The purpose of this article is to review what could be the advantages and challenges of Digital Green Certificates.
A viable option to come out of the Covid-19 tunnel is the establishment of The “Digital Green Certificate,” which will enable safe and free movement as we, hopefully, move towards the end of the pandemic.
The European Commission has issued a legal proposal to build a shared and coordinated (trust) framework for the verification and acceptance of health certificates to use throughout the long and tortuous vaccination process.
All EU member states are involved, including Iceland, Liechtenstein, Norway and Switzerland.
The Digital Green Certificate – How it works
A Digital Green Certificate is a document that proves that a person:
- a) has been vaccinated against Covid-19; or
- b) has tested negative in the last couple of days; or
- c) has already recovered from the infection.
The certificate needs to have this basic information to be valid, but no other information is necessary.
It can be shown on paper or a smartphone, and it must be written in both English and the language of the issuing State.
Several questions still need to be answered:
- How can we ensure that the right to free movement in the EU is not trampled?
- How can we guarantee the security of personal and confidential data. In other words, can we help individuals return to everyday life without compromising their freedom and privacy?
This is a typical scenario where the concept of Digital Identity comes into play, as opposed to Self-Sovereign Identity (SSI).
Digital Identity can be multiple and potentially owned by countless Identity providers (IDP) which can control and password protect it. Self-Sovereign Identity does not require any central authority and could be advantageous for several reasons.
Any citizen can create a unique identity by themselves by attaching an asset of information and providing verifiable credentials using Distributed ledger technology.
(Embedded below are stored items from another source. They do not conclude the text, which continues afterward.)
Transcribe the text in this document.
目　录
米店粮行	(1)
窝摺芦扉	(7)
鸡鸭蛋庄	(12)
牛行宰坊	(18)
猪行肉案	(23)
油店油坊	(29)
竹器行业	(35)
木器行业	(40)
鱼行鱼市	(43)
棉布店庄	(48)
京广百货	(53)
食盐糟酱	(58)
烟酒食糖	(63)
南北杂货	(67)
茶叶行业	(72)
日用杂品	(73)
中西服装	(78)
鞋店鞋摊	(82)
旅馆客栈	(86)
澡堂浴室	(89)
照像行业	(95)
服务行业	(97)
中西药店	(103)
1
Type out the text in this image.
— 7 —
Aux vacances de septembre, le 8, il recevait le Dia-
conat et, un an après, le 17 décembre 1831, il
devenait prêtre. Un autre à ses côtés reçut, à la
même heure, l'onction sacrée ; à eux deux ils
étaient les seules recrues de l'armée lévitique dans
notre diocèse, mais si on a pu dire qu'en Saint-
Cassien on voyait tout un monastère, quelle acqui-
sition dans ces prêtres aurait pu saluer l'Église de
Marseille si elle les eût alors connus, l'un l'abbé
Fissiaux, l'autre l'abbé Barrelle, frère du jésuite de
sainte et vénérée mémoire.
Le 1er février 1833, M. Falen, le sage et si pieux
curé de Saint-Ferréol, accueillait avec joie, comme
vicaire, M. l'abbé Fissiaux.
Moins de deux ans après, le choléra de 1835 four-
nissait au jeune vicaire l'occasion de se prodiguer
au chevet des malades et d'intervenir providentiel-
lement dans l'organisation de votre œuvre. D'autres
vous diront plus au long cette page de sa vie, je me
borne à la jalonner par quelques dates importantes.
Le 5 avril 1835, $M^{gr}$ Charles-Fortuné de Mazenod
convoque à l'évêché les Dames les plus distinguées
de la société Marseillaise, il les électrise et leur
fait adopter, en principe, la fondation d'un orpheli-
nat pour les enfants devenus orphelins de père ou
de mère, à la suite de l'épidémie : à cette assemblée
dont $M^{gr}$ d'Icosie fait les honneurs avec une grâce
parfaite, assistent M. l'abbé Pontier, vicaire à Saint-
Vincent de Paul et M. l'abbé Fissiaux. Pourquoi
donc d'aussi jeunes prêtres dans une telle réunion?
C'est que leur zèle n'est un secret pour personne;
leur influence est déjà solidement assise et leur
This identity is composed of a set of claims that other legitimated institutions make about a user.
At the same time, it’s the citizen who has complete control of the identity. They decide what to do with it and choose when to show their credentials to a third party.For instance, when traveling or to prove they are of the legal age to buy alcohol.
The only information disclosed would be the person’s vaccination status, negative testing results, or recent recovery from the virus.
The main challenges for Tech companies and Israel’s experience.
The European Commission, on March 17, dictated only essential guidance for its Green Certificate to enable quarantine-free travel without specifying a particular app to support this process.
The Commission stated general rules for software developers, and that “it will build a gateway and help member states to develop a software for scan & check”,
To securely verify the certificate’s authenticity and validity, there will be a machine-readable QR code. This will allow the controller to access the user’s key data and digital signature.
This initiative has led to a global debate around privacy and ethical issues. Many European countries have raised concerns over privacy and social discrimination, so the success of the project will not be easy.
Israel’s experience, where a government’s “green pass” mobile app to access cinemas, theatres, hotels and gyms, has shown several security vulnerabilities within the app, did not encourage the other state members to follow the same path.
According to Orr Dunkelman, a computer science professor at the University of Haifa, the code was outdated. If an issue with the app was reported, the message would go to a personal email address of the employees of the Ministry of Health.
The challenges occurred because the app’s testing was too quick and the product was rushed to market.
Other systems, such as AOKpass and IBM’s Digital Health Pass, use firmer layers of Blockchain technology to address these problem.
Obviously, Self-Sovereign Identity can work only when there is the certainty that the entities which provide those claims can guarantee trustworthy, authentic details, and are actually allowed to release the information.
The mere adoption of a decentralised system does not necessarily guarantee that the information provided is reliable. This responsibility should be managed off-chain, requiring an agreement between all the bodies appointed to collect the data.